Gordon formed into a tropical storm near the Florida Keys early Monday as it moved west-northwest at 17 miles per hour (28 kph).
The heaviest rain, between two and four inches, is expected to fall along the coast from just south of Miami to just south of West Palm Beach, as the storm system moves through the Gulf of Mexico, according to the National Weather Service.
The storm will gather strength as it heads through the Gulf of Mexico and be at our near hurricane force as it makes landfall Tuesday night along the MS or Alabama coast, the hurricane center said. Conditions look favorable for tropical storm development as the system moves towards the north central Gulf coast.
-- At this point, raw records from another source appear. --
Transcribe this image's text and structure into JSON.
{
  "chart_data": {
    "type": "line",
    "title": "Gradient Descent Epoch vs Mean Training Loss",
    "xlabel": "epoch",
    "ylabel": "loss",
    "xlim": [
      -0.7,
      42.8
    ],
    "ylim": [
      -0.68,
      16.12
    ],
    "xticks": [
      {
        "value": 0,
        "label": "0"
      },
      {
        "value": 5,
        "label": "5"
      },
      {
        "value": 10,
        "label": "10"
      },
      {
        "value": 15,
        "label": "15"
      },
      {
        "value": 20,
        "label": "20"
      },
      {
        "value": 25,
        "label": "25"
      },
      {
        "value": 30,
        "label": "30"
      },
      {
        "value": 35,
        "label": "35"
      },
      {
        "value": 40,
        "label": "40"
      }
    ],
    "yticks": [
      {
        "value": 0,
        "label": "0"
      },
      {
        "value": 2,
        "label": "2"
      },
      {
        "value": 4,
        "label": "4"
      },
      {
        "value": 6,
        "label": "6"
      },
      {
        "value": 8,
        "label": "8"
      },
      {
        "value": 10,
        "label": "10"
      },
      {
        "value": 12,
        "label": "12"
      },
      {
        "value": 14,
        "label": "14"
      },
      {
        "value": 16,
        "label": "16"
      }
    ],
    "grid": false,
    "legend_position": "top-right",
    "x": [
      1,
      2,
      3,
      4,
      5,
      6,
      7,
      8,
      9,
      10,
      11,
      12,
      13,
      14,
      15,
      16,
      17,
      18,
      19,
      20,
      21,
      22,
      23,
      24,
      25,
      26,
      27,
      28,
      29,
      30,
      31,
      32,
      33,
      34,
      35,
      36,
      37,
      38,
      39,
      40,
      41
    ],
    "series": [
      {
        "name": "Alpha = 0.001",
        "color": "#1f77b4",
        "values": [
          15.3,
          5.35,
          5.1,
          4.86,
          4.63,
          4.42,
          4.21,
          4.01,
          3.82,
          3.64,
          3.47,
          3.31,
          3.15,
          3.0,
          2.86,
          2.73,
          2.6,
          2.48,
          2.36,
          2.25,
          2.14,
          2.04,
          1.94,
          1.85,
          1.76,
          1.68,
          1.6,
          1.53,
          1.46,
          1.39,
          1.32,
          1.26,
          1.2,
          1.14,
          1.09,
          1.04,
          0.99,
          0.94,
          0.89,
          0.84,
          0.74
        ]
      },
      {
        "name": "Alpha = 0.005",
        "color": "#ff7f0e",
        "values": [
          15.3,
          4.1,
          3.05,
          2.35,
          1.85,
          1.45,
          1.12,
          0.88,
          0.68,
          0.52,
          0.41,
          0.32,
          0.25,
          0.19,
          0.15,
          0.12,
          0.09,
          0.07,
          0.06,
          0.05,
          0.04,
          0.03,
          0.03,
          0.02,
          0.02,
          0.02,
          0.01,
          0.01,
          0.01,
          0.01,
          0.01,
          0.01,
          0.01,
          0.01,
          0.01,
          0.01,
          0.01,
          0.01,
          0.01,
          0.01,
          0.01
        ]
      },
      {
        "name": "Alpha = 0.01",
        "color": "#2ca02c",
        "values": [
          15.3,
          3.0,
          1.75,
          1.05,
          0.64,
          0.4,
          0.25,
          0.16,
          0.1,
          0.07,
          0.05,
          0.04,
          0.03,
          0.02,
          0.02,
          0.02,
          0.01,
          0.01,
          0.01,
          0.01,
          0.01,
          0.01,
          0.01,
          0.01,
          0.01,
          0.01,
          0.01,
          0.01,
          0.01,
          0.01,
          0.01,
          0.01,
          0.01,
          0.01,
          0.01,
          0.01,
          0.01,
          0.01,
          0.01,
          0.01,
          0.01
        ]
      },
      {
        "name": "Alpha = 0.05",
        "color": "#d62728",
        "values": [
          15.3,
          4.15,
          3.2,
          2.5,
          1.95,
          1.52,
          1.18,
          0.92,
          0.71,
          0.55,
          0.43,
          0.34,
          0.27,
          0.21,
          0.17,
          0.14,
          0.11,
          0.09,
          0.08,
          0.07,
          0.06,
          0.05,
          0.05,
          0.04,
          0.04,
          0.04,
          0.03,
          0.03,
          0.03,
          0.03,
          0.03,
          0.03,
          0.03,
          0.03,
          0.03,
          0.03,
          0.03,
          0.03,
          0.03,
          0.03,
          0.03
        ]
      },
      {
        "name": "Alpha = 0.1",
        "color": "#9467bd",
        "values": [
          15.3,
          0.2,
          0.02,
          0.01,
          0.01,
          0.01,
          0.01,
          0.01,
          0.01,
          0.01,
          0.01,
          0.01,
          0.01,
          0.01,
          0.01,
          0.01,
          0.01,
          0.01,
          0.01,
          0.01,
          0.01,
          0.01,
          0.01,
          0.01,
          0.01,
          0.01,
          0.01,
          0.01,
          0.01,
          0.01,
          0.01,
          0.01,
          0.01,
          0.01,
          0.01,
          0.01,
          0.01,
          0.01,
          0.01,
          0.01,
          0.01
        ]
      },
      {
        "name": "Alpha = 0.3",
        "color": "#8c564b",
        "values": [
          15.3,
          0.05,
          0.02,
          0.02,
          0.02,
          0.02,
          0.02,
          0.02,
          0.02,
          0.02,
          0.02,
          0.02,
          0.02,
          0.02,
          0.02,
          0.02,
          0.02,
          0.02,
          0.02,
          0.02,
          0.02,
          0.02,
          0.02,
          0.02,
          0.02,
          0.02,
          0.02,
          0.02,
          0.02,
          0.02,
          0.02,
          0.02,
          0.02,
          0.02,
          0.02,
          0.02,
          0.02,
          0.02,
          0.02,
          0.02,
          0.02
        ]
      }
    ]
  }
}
An Air Force Reserve reconnaissance aircraft will be deployed Monday evening to investigate how the system is developing and whether it does indeed evolve into a tropical storm.
The area from Navarre to the Alabama-Mississippi border should experience tides of 2-4 feet above normal.
The National Weather Service said conditions were "possible" for tornadoes in the affected parts of South Florida on Monday night.More news: Trump renews attack against social media companies
Mid-September is considered the peak of the hurricane season, AccuWeather said.
Showers and thunderstorms are already ongoing in Louisiana, Texas, and MS with flash flood watches in place. There are NO watches or warnings for Northwest Florida.
The peak wind forecast on the Mississippi Coast on Monday is 15 to 25 miles per hour with wind gusts of 35 miles per hour.
The storm, which is now near the Bahamas, is moving north west towards the Gulf of Mexico.
Sea-surface temperatures in the Gulf of Mexico are warm enough to support a tropical cyclone but may not be high enough for a storm to quickly strengthen.
A slow-moving storm system continues to produce heavy rain and flooding from Kansas to Illinois Monday morning and into the afternoon.
While the chance for formation remains low Monday morning, it could increase in the coming days (as we saw with what is now Tropical Storm Florence).